PLAY’s sudden collapse grounds all Alicante–Iceland flights

The skies between Spain and Iceland just got a lot emptier.

Low-cost Icelandic airline PLAY has gone bust, announcing on September 29 that it was ceasing all operations with immediate effect. The news spells an abrupt end to its flights linking Alicante-Elche airport with Reykjavík, and leaves thousands of travellers wondering what happens next.

From ambitious growth to sudden failure

PLAY’s fall has echoes of WOW Air’s spectacular demise in 2019. Like WOW, PLAY promised cheap tickets and bold expansion, but its finances never kept pace with its ambitions. After a shaky 2025, the airline tried to reinvent itself by focusing less on transatlantic travel and more on sun-and-sand destinations around Europe.

That meant cutting back flights to the United States and dropping several short-haul city routes. On paper, the strategy made sense. In reality, it only bought the airline a little time. Bookings dried up, losses piled on, and a constant stream of bad headlines chipped away at passenger trust. By September, confidence had collapsed entirely – and so did PLAY.

At Alicante-Elche, the airline’s absence will be felt. PLAY had built a steady presence, running up to five flights a week in the summer season, and was preparing to keep three weekly departures this winter. That’s now history.

Fewer options for travellers

The collapse leaves Icelandair as the only year-round carrier connecting Alicante with Iceland. The flag carrier had already been quietly ramping up its Spanish services, and insiders say it’s likely to benefit most from PLAY’s downfall.

There’s also Italy’s Neos, which will continue to operate a weekly summer flight from Reykjavík to Alicante, mostly for package holidaymakers. Individual tickets are sold on its website, but the service isn’t designed to match the flexibility PLAY once offered.

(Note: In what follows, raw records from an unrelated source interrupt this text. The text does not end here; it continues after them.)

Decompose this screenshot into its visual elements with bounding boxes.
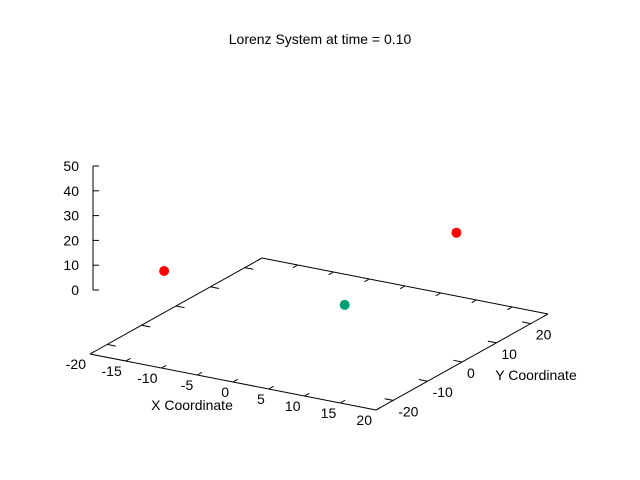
y-tick-mark [522, 321, 531, 325]
x-tick-mark [197, 371, 203, 376]
x-tick-mark [268, 385, 274, 390]
x-back-tick-mark [435, 292, 441, 297]
y-tick-mark [418, 379, 428, 382]
axes-layer [89, 166, 549, 411]
x-tick-mark [304, 392, 310, 397]
x-tick-mark [232, 378, 239, 383]
x-tick-label: -5 [181, 377, 194, 393]
x-tick-label: 20 [356, 412, 372, 428]
z-tick-label: 30 [63, 208, 79, 224]
y-back-tick-mark [210, 286, 220, 289]
data-point [339, 299, 350, 310]
x-tick-label: 0 [221, 384, 229, 400]
x-tick-mark [161, 364, 167, 369]
y-back-tick-mark [175, 305, 185, 309]
y-tick-mark [453, 359, 463, 363]
x-back-tick-mark [471, 299, 477, 304]
x-tick-mark [375, 406, 382, 411]
x-back-tick-mark [399, 285, 406, 290]
x-back-tick-mark [542, 313, 549, 318]
y-tick-label: -10 [433, 384, 453, 400]
x-back-tick-mark [507, 306, 513, 311]
x-tick-mark [89, 350, 96, 355]
data-point [451, 227, 462, 238]
data-point [159, 266, 170, 276]
x-back-tick-mark [364, 278, 370, 283]
x-back-tick-mark [256, 257, 263, 262]
z-tick-label: 20 [63, 232, 79, 248]
z-tick-label: 40 [63, 183, 79, 199]
y-axis-label: Y Coordinate [495, 367, 577, 383]
y-back-tick-mark [107, 343, 116, 347]
y-tick-mark [487, 340, 497, 344]
z-tick-label: 50 [63, 158, 79, 174]
x-tick-label: -15 [102, 363, 122, 379]
x-tick-label: 10 [285, 398, 301, 414]
y-tick-label: 0 [467, 365, 475, 381]
x-tick-label: 5 [257, 391, 265, 407]
x-tick-label: -20 [66, 356, 86, 372]
y-tick-label: 10 [501, 346, 517, 362]
y-back-tick-mark [141, 324, 151, 328]
ticks-layer: -20 -15 -10 -5 0 5 10 15 20 -20 -10 0 10 20 0 10 20 30 40 5… [63, 158, 551, 428]
x-tick-label: 15 [321, 405, 337, 421]
z-tick-label: 0 [71, 282, 79, 298]
x-tick-mark [125, 357, 131, 362]
x-axis-label: X Coordinate [151, 397, 233, 413]
z-tick-label: 10 [63, 257, 79, 273]
y-tick-mark [384, 398, 394, 401]
x-tick-label: -10 [137, 370, 157, 386]
x-back-tick-mark [328, 271, 334, 276]
y-tick-label: -20 [398, 403, 418, 419]
x-tick-mark [340, 399, 346, 404]
y-tick-label: 20 [536, 327, 552, 343]
points-layer [159, 227, 462, 310]
y-back-tick-mark [244, 267, 254, 270]
chart-title: Lorenz System at time = 0.10 [229, 31, 412, 47]
x-back-tick-mark [292, 264, 298, 269]
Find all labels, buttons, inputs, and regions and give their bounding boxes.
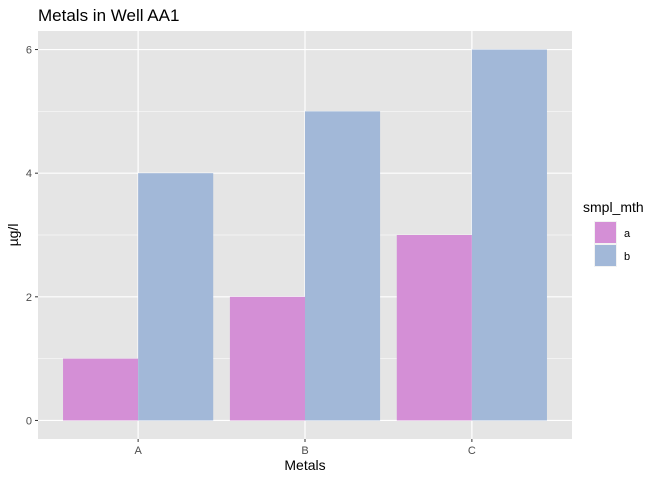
bar-C-a xyxy=(396,235,472,421)
chart-title: Metals in Well AA1 xyxy=(38,6,179,25)
bars xyxy=(63,49,547,421)
y-tick-label: 2 xyxy=(26,292,32,304)
x-axis-ticks: A B C xyxy=(134,439,476,457)
y-tick-label: 4 xyxy=(26,168,32,180)
legend-title: smpl_mth xyxy=(583,199,644,215)
x-axis-title: Metals xyxy=(284,457,325,473)
legend-swatch-b xyxy=(595,245,616,266)
x-tick-label: A xyxy=(134,445,142,457)
y-axis-title: µg/l xyxy=(5,224,21,247)
y-tick-label: 6 xyxy=(26,45,32,57)
y-tick-label: 0 xyxy=(26,415,32,427)
legend-swatch-a xyxy=(595,222,616,243)
bar-A-b xyxy=(138,173,214,421)
bar-A-a xyxy=(63,358,139,421)
bar-B-b xyxy=(305,111,381,421)
legend-label-b: b xyxy=(624,251,630,263)
x-tick-label: B xyxy=(301,445,308,457)
bar-C-b xyxy=(471,49,547,421)
bar-B-a xyxy=(229,296,305,421)
legend-label-a: a xyxy=(624,228,631,240)
x-tick-label: C xyxy=(468,445,476,457)
y-axis-ticks: 0 2 4 6 xyxy=(26,45,38,427)
legend: smpl_mth ab xyxy=(583,199,644,267)
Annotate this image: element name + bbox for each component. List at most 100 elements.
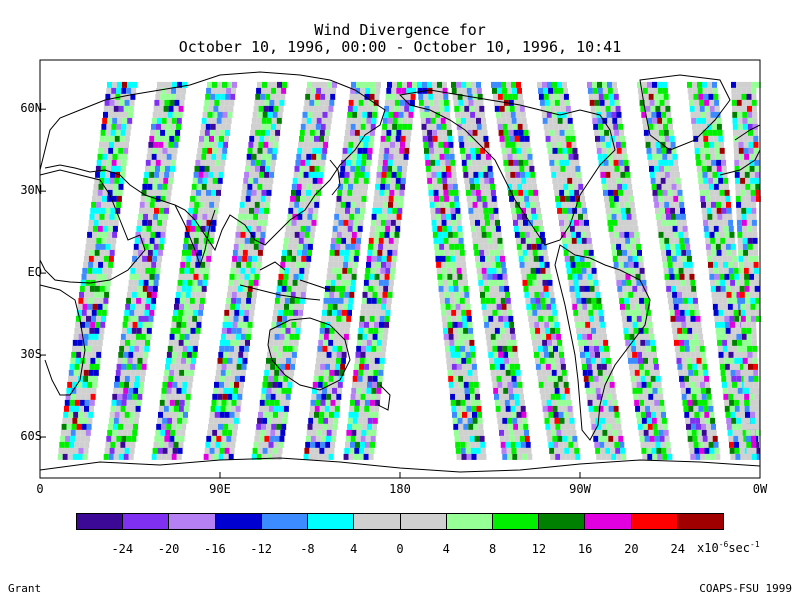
divergence-cell [226, 399, 232, 406]
divergence-cell [616, 423, 622, 430]
divergence-cell [393, 111, 399, 118]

For now, anyone hoping for the same level of affordable connectivity between the Costa Blanca and Iceland will be disappointed. According to 2024 figures, PLAY carried more than 60,000 passengers on the route – around 61 per cent of the total market. That gap won’t be filled overnight.

What this means for Alicante and beyond

For the airport and the wider Costa Blanca region, PLAY’s disappearance is more than just a cancelled flight schedule – it’s a reminder of how fragile the low-cost sector can be. Airlines can rise quickly, flood destinations with visitors, and then vanish just as fast.

Local tourism experts fear that Iceland’s market could shrink without PLAY’s capacity. While Icelandair can step up, fewer seats usually mean higher prices and less choice for travellers. And with the German giant Lufthansa and Italy’s Neos focused on their own restructuring battles, there’s no obvious new entrant waiting in the wings.

The Costa Blanca had come to rely on Icelandic visitors, not only in summer but in shoulder seasons too. Hoteliers and tour operators now face the prospect of a dip in numbers, unless another airline decides to seize the opportunity.

For passengers, though, the lesson is clear: budget airlines can be a gamble. PLAY sold itself as a fresh alternative, and for a while it worked. But just like WOW Air before it, the dream was always running on borrowed time.